Sinai Peninsula, July 7, 2017
A 6th century AD manuscript containing recipes of the “father of medicine,” the ancient Greek physician Hippocrates, was recently discovered in the library of St. Catherine’s Monastery on Mt. Sinai, reports RIA-Novosti, with reference to the Egyptian newspaper Ahram.
The manuscript was discovered during restoration work in the library. The discovery was publicly announced by the Egyptian Minister of Antiquites Khaled El-Anani. The manuscript also contains three other medical recipes written by an anonymous scribe. One of them is illustrated with drawings of medicinal herbs.

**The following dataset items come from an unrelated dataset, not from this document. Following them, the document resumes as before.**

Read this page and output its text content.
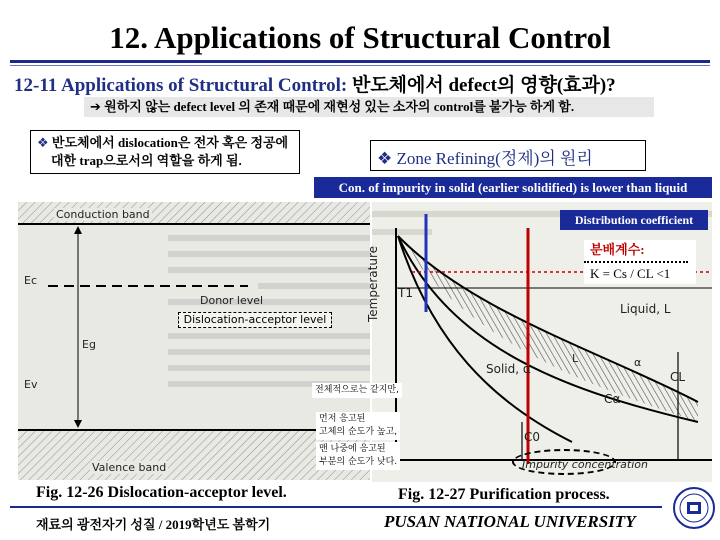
12. Applications of Structural Control
12-11 Applications of Structural Control: 반도체에서 defect의 영향(효과)?
➔ 원하지 않는 defect level 의 존재 때문에 재현성 있는 소자의 control를 불가능 하게 함.
❖ 반도체에서 dislocation은 전자 혹은 정공에
대한 trap으로서의 역할을 하게 됨.	❖ Zone Refining(정제)의 원리
Con. of impurity in solid (earlier solidified) is lower than liquid
Conduction band
Ec
Eg
Ev
Donor level
Valence band
Dislocation-acceptor level	Temperature T1
Liquid, L
L	α
Solid, α
CL
Cα
C0
Impurity concentration
Distribution coefficient
분배계수:
K = Cs / CL <1
전체적으로는 같지만,
먼저 응고된
고체의 순도가 높고,
맨 나중에 응고된
부분의 순도가 낮다.
Fig. 12-26 Dislocation-acceptor level.	Fig. 12-27 Purification process.
재료의 광전자기 성질 / 2019학년도 봄학기	PUSAN NATIONAL UNIVERSITY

The discovered artifact belongs to the body of manuscripts known as “palmezit,” created out of skin, with two layers. The inscriptions on the first layer were removed before the recipes were recorded on them. “This was done because of the very high cost of skins in those days,” explains Akhmed Al-Nimer, the head of the department for Coptic archaeological documentation of the Ministry of Antiquities.
The second layer of the palmezit manuscripts contains the Biblical text, known as Codex Sinaiticus. This was very common in the Middle Ages.
There are more than 6,000 manuscripts in the St. Catherine’s library. The most ancient of them dates to the 4th century AD. About 600 of the manuscripts are written in Arabic, Greek, Ethiopic, Coptic, Armenian, and Syrian, mainly concerning history, geography, and philosophy.